There's nothing inherently wrong with what you're doing. If memory usage is expanding with the size of the query, then one of a few things is happening:
- You're leaking references to the results you're receiving; for example, putting them in a list somewhere. I suspect you'd know if you were doing that.
- The database bindings or underlying library isn't freeing memory from previous rows while reading new rows from a query. This is usually a bug. It may happen normally if you have debugging features on, but it should not happen by default.
Note that the underlying library may cache a certain amount of data, and you may see a significant amount of memory use as a result, but unless something is catastrophically wrong with the configuration it shouldn't be 3GB.

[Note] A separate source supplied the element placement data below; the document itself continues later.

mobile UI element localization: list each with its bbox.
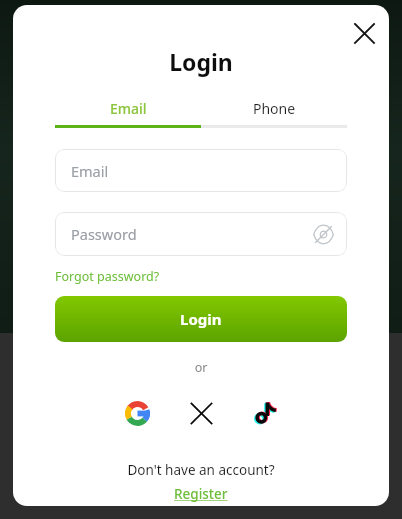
button[interactable]: Email <box>55 149 347 192</box>
staticText: Login <box>180 309 222 329</box>
button[interactable]: Register <box>174 485 228 503</box>
button[interactable]: Login <box>55 296 347 342</box>
button[interactable]: Email <box>55 99 201 118</box>
button[interactable]: Phone <box>201 99 347 118</box>
staticText: Register <box>174 485 228 503</box>
staticText: Email <box>71 161 109 181</box>
staticText: Forgot password? <box>55 268 160 285</box>
button[interactable]: Show password <box>307 218 339 250</box>
button[interactable]: Forgot password? <box>55 268 160 285</box>
button[interactable]: Sign in with X <box>179 391 223 435</box>
staticText: Password <box>71 224 137 244</box>
staticText: Don't have an account? <box>13 461 389 479</box>
staticText: or <box>13 359 389 376</box>
staticText: Phone <box>253 99 296 118</box>
button[interactable]: Close <box>343 12 385 54</box>
button[interactable]: Password <box>55 212 347 256</box>
button[interactable]: Sign in with Google <box>115 391 159 435</box>
button[interactable]: Sign in with TikTok <box>243 391 287 435</box>
staticText: Login <box>13 46 389 77</box>
staticText: Email <box>110 99 147 118</box>
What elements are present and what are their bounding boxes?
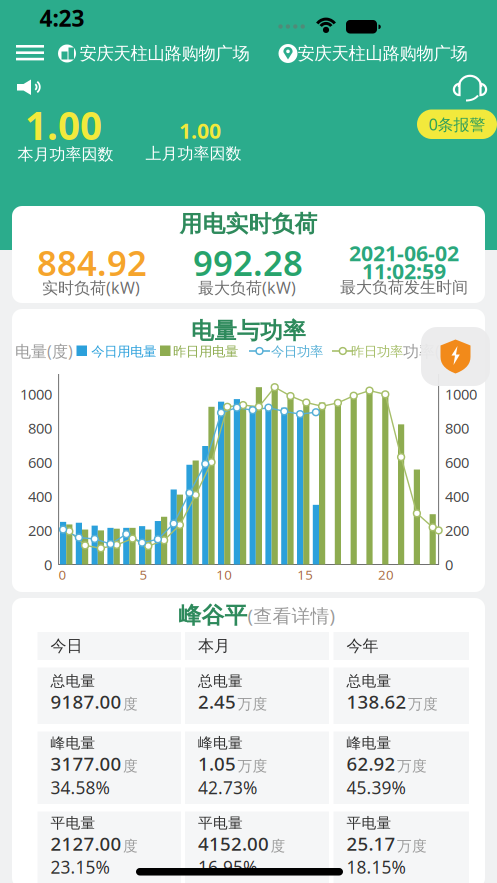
staticText: 1.00 [179,116,221,145]
staticText: 上月功率因数 [146,144,242,164]
staticText: 42.73% [198,776,257,799]
staticText: 1000 [445,384,477,404]
staticText: 平电量 [346,814,392,832]
staticText: 15 [297,566,313,583]
staticText: 600 [445,452,469,472]
staticText: 万度 [397,837,427,855]
staticText: (查看详情) [248,603,336,628]
button[interactable]: 峰谷平 [178,602,336,629]
staticText: 万度 [238,757,268,775]
staticText: 昨日功率 [351,343,403,360]
staticText: 0 [44,555,52,574]
staticText: 今日 [50,636,82,656]
staticText: 200 [28,521,52,540]
staticText: 400 [445,487,469,506]
button[interactable] [0,0,497,883]
staticText: 18.15% [346,856,406,878]
staticText: 1.00 [25,99,102,151]
staticText: 0条报警 [428,114,486,135]
staticText: 峰谷平 [178,602,248,629]
staticText: 安庆天柱山路购物广场 [80,43,250,64]
staticText: 总电量 [50,672,96,690]
staticText: 万度 [408,695,438,713]
staticText: 安庆天柱山路购物广场 [298,43,468,64]
staticText: 200 [445,521,469,540]
staticText: 平电量 [198,814,243,832]
staticText: 本月功率因数 [18,145,114,164]
button[interactable]: 安庆天柱山路购物广场 [0,0,497,883]
button[interactable]: 安庆天柱山路购物广场 [0,0,497,883]
staticText: 今日功率 [271,343,323,360]
button[interactable]: 0条报警 [417,110,497,139]
staticText: 度 [270,837,286,855]
staticText: 992.28 [193,240,303,286]
staticText: 4152.00 [198,831,269,856]
staticText: 400 [28,487,52,506]
staticText: 4:23 [40,3,84,33]
staticText: 度 [123,695,138,713]
staticText: 2021-06-02 [349,239,459,267]
staticText: 20 [378,566,394,583]
staticText: 2127.00 [50,831,122,856]
staticText: 16.95% [198,856,257,878]
staticText: 最大负荷(kW) [198,277,296,298]
staticText: 25.17 [346,831,396,856]
staticText: 23.15% [50,856,110,878]
staticText: 10 [216,566,232,583]
staticText: 今年 [346,636,378,656]
staticText: 62.92 [346,751,396,776]
staticText: 2.45 [198,689,236,714]
staticText: 800 [445,418,469,438]
button[interactable] [421,327,490,386]
staticText: 11:02:59 [362,257,446,285]
staticText: 今日用电量 [91,343,156,360]
staticText: 峰电量 [198,734,243,752]
staticText: 昨日用电量 [173,343,238,360]
staticText: 600 [28,452,52,472]
staticText: 电量与功率 [191,317,306,345]
staticText: 5 [139,566,147,583]
staticText: 平电量 [50,814,96,832]
staticText: 9187.00 [50,689,122,714]
staticText: 峰电量 [50,734,96,752]
staticText: 峰电量 [346,734,392,752]
staticText: 万度 [238,695,268,713]
staticText: 实时负荷(kW) [42,277,140,298]
staticText: 0 [58,566,66,583]
staticText: 总电量 [198,672,243,690]
staticText: 总电量 [346,672,392,690]
staticText: 884.92 [37,240,147,286]
staticText: 138.62 [346,689,406,714]
staticText: 万度 [397,757,427,775]
button[interactable] [0,0,497,883]
staticText: 功率(kW) [403,340,469,362]
staticText: 用电实时负荷 [180,210,318,238]
staticText: 度 [123,757,138,775]
staticText: 本月 [198,636,230,656]
staticText: 电量(度) [15,340,73,362]
staticText: 最大负荷发生时间 [340,278,468,297]
staticText: 1.05 [198,751,236,776]
staticText: 34.58% [50,776,110,799]
staticText: 3177.00 [50,751,122,776]
staticText: 度 [123,837,138,855]
button[interactable] [0,0,497,883]
staticText: 45.39% [346,776,406,799]
staticText: 0 [445,555,453,574]
staticText: 800 [28,418,52,438]
staticText: 1000 [20,384,52,404]
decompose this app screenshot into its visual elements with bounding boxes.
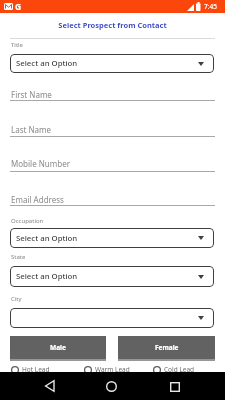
button[interactable] bbox=[10, 308, 214, 328]
staticText: Hot Lead bbox=[22, 365, 50, 374]
staticText: Last Name bbox=[11, 124, 52, 135]
button[interactable] bbox=[45, 380, 55, 392]
button[interactable]: Select an Option bbox=[10, 266, 214, 287]
button[interactable] bbox=[10, 122, 215, 137]
staticText: Cold Lead bbox=[164, 365, 195, 374]
staticText: City bbox=[11, 295, 22, 303]
staticText: Select an Option bbox=[16, 233, 78, 244]
staticText: Select an Option bbox=[16, 58, 78, 69]
staticText: 7:45 bbox=[204, 2, 217, 11]
button[interactable] bbox=[150, 364, 190, 372]
staticText: Select Prospect from Contact bbox=[0, 20, 225, 30]
staticText: Warm Lead bbox=[95, 365, 130, 374]
staticText: Email Address bbox=[11, 194, 64, 205]
button[interactable] bbox=[10, 192, 215, 206]
staticText: Occupation bbox=[11, 217, 44, 225]
staticText: First Name bbox=[11, 89, 52, 100]
button[interactable] bbox=[170, 382, 180, 392]
staticText: Male bbox=[50, 343, 66, 352]
staticText: Female bbox=[155, 343, 179, 352]
button[interactable]: Female bbox=[118, 336, 215, 359]
staticText: Select an Option bbox=[16, 271, 78, 282]
staticText: G bbox=[15, 1, 22, 13]
button[interactable] bbox=[10, 87, 215, 101]
button[interactable]: Select an Option bbox=[10, 228, 214, 248]
button[interactable] bbox=[10, 156, 215, 172]
button[interactable] bbox=[106, 381, 117, 392]
button[interactable]: Select an Option bbox=[10, 54, 214, 73]
staticText: Mobile Number bbox=[11, 158, 70, 169]
staticText: Title bbox=[11, 41, 23, 49]
staticText: State bbox=[11, 253, 26, 261]
button[interactable]: Male bbox=[10, 336, 106, 359]
button[interactable] bbox=[81, 364, 121, 372]
button[interactable] bbox=[8, 364, 48, 372]
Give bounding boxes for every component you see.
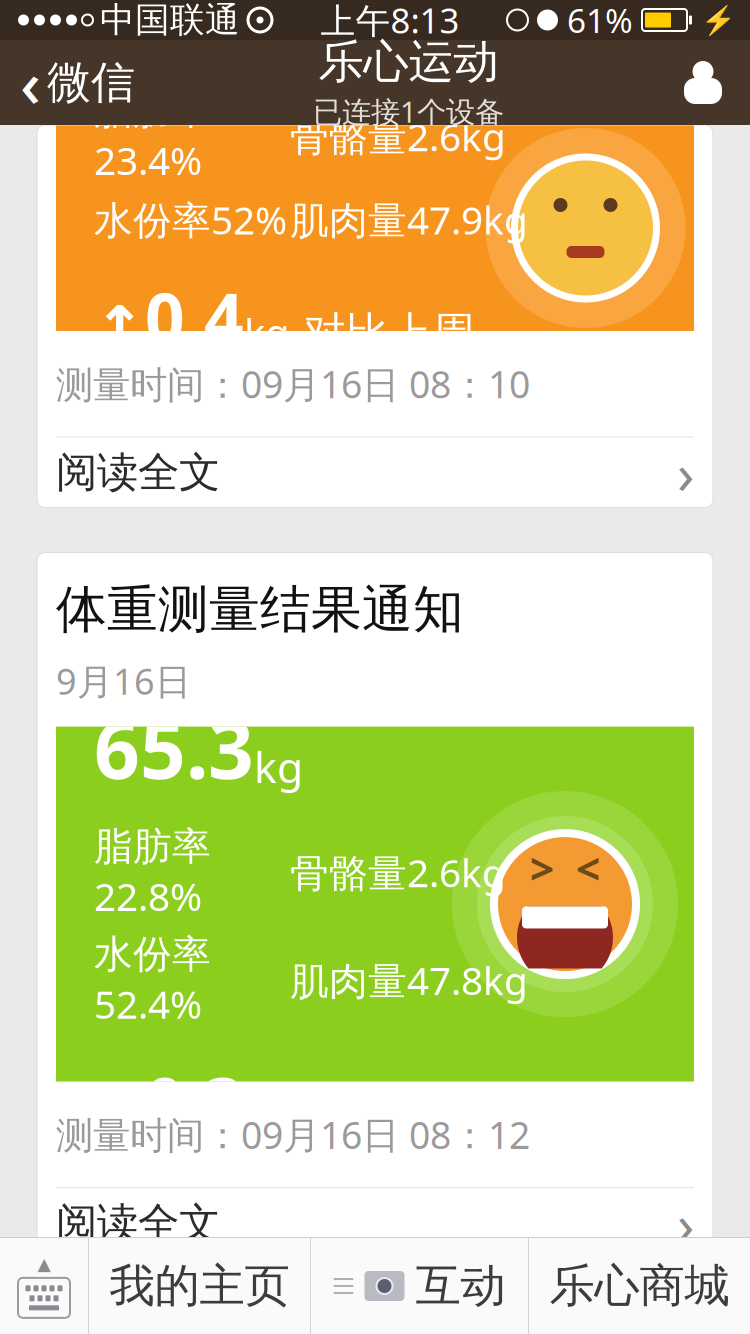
staticText: 微信 [47,56,135,110]
staticText: kg [244,1090,290,1144]
staticText: kg [254,738,303,795]
staticText: > [530,840,554,896]
staticText: 肌肉量47.8kg [290,954,528,1006]
staticText: 水份率52.4% [94,931,211,1030]
staticText: 脂肪率22.8% [94,823,211,922]
staticText: 阅读全文 [56,1198,220,1249]
staticText: 肌肉量47.9kg [290,194,528,245]
staticText: kg [244,306,290,359]
button[interactable]: 互动 [311,1238,528,1334]
staticText: 对比上周 [290,1091,475,1144]
button[interactable]: 阅读全文 [37,1188,713,1258]
staticText: 体重测量结果通知 [56,579,464,641]
staticText: 0.3 [145,1056,244,1148]
button[interactable]: 乐心商城 [529,1238,750,1334]
button[interactable]: 我的主页 [89,1238,310,1334]
staticText: 我的主页 [110,1258,290,1314]
staticText: 0.4 [145,271,244,363]
staticText: ↑ [94,294,145,363]
staticText: 阅读全文 [56,447,220,498]
staticText: 上午8:13 [320,0,460,43]
staticText: 骨骼量2.6kg [290,847,506,898]
staticText: › [677,1186,694,1260]
staticText: 脂肪率23.4% [94,87,211,186]
staticText: ↓ [94,1078,145,1148]
button[interactable]: ‹ [0,26,135,139]
staticText: 测量时间：09月16日 08：10 [56,359,530,409]
staticText: 乐心商城 [550,1258,730,1314]
staticText: < [576,840,600,896]
staticText: 测量时间：09月16日 08：12 [56,1110,530,1159]
button[interactable]: 阅读全文 [37,438,713,508]
staticText: 互动 [416,1258,506,1314]
staticText: ‹ [20,40,41,125]
staticText: 65.3 [94,695,254,801]
staticText: 中国联通 [100,0,240,41]
staticText: 对比上周 [290,307,475,359]
staticText: 61% [567,0,633,42]
staticText: ⚡ [701,4,736,36]
staticText: 9月16日 [56,657,191,705]
staticText: 已连接1个设备 [313,92,504,131]
staticText: ▲ [38,1254,50,1274]
staticText: 骨骼量2.6kg [290,111,506,162]
button[interactable]: 键盘 [0,1238,88,1334]
staticText: 乐心运动 [318,34,498,90]
button[interactable]: 个人中心 [682,46,750,120]
staticText: › [677,435,694,510]
staticText: 水份率52% [94,194,287,245]
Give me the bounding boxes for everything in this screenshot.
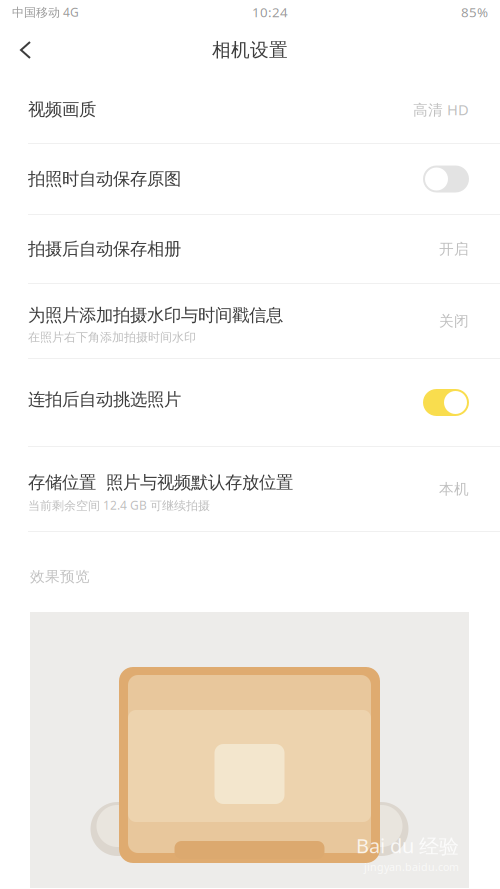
button[interactable]: 拍摄后自动保存相册 — [0, 215, 500, 283]
staticText: 85% — [461, 3, 488, 21]
staticText: Bai du 经验 — [356, 832, 459, 859]
staticText: 10:24 — [252, 3, 288, 21]
button[interactable]: 拍照时自动保存原图 — [0, 144, 500, 214]
staticText: 关闭 — [439, 312, 469, 330]
staticText: jingyan.baidu.com — [364, 860, 459, 874]
staticText: 为照片添加拍摄水印与时间戳信息 — [28, 304, 283, 326]
button[interactable]: Back — [4, 26, 48, 74]
button[interactable]: 存储位置 照片与视频默认存放位置 — [0, 447, 500, 531]
staticText: 本机 — [439, 480, 469, 498]
staticText: 拍摄后自动保存相册 — [28, 238, 181, 260]
staticText: 连拍后自动挑选照片 — [28, 389, 181, 410]
staticText: 在照片右下角添加拍摄时间水印 — [28, 330, 196, 344]
staticText: 开启 — [439, 240, 469, 258]
button[interactable]: 为照片添加拍摄水印与时间戳信息 — [0, 284, 500, 358]
staticText: 拍照时自动保存原图 — [28, 168, 181, 190]
staticText: 视频画质 — [28, 99, 96, 120]
staticText: 中国移动 4G — [12, 4, 79, 20]
staticText: 存储位置 照片与视频默认存放位置 — [28, 472, 293, 493]
button[interactable]: 连拍后自动挑选照片 — [0, 359, 500, 446]
button[interactable]: 视频画质 — [0, 76, 500, 143]
staticText: 高清 HD — [413, 100, 469, 119]
staticText: 当前剩余空间 12.4 GB 可继续拍摄 — [28, 497, 210, 513]
staticText: 效果预览 — [30, 568, 90, 586]
staticText: 相机设置 — [212, 38, 288, 61]
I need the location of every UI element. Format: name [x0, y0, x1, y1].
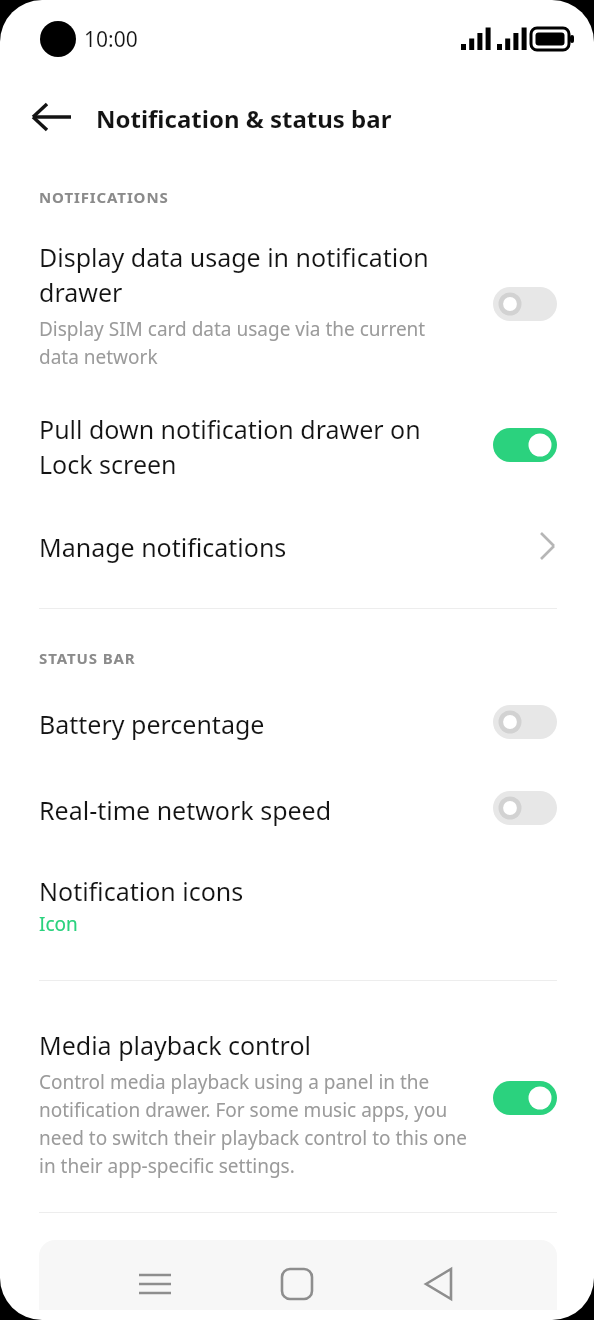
button[interactable]: Toggle off	[493, 287, 557, 321]
staticText: Display data usage in notification drawe…	[39, 240, 459, 310]
button[interactable]: Recent apps	[115, 1258, 195, 1310]
staticText: Manage notifications	[39, 530, 287, 564]
button[interactable]: Battery percentage	[0, 694, 594, 752]
staticText: Notification icons	[39, 874, 244, 908]
staticText: Pull down notification drawer on Lock sc…	[39, 412, 459, 482]
staticText: Real-time network speed	[39, 793, 332, 827]
staticText: STATUS BAR	[39, 648, 136, 668]
staticText: Display SIM card data usage via the curr…	[39, 316, 459, 370]
staticText: Icon	[39, 911, 78, 937]
button[interactable]: Media playback control	[0, 1016, 594, 1196]
button[interactable]: Real-time network speed	[0, 780, 594, 838]
staticText: Battery percentage	[39, 707, 265, 741]
button[interactable]: Toggle off	[493, 791, 557, 825]
button[interactable]: Back	[26, 91, 78, 143]
button[interactable]: Toggle on	[493, 428, 557, 462]
button[interactable]: Pull down notification drawer on Lock sc…	[0, 404, 594, 488]
button[interactable]: Toggle off	[493, 705, 557, 739]
button[interactable]: Notification icons	[0, 862, 594, 948]
staticText: Control media playback using a panel in …	[39, 1069, 471, 1179]
button[interactable]: Display data usage in notification drawe…	[0, 232, 594, 382]
button[interactable]: Back	[400, 1258, 480, 1310]
button[interactable]: Toggle on	[493, 1081, 557, 1115]
staticText: Media playback control	[39, 1028, 311, 1062]
staticText: 10:00	[84, 25, 138, 54]
staticText: Notification & status bar	[96, 102, 392, 135]
staticText: NOTIFICATIONS	[39, 187, 169, 207]
button[interactable]: Home	[257, 1258, 337, 1310]
button[interactable]: Manage notifications	[0, 516, 594, 578]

Here's some simple SQLite code that reproduces what you're doing. When run, it creates a trivial table of fifteen million rows, which is about 180 MB on disk for the version I'm using. It then SELECTs all of this data, throwing away the results, and sleeps so you can examine the result. The resulting process, on my system, uses only 15 MB.
(Note that I ran the create_db
and read_db
passes with separate invocations; creating the database takes some time.)
SQLite can handle this, and any production server-backed database like MySQL and Postgresql should be able to, too. SELECT results are a data stream, and databases should be able to handle streams of unlimited size easily.
import sqlite3
def create_db(conn):
c = conn.cursor()
c.execute('create table test (i integer)')
conn.commit()
max_val = 15000000
chunk = 1000000
for start in xrange(0, max_val, chunk):
print "%i ..." % start
for i in xrange(start, start + chunk):
c = conn.cursor()
c.execute('insert into test (i) values (?)', (i,))
conn.commit()
def read_db(conn):
c = conn.cursor()
c.execute('select * from test')
for x in xrange(15000000):
c.fetchone()
print "Done"
# Sleep forever, to examine memory usage:
while True:
time.sleep(1)
def go():
conn = sqlite3.connect('test.db')
# Pick one:
create_db(conn)
# read_db(conn)
if __name__ == "__main__":
go()
This doesn't answer your question, but I wanted to make it clear that there's nothing wrong with what you're doing--you should not need to manually chunk queries, though in the end that's probably the workaround you'll need.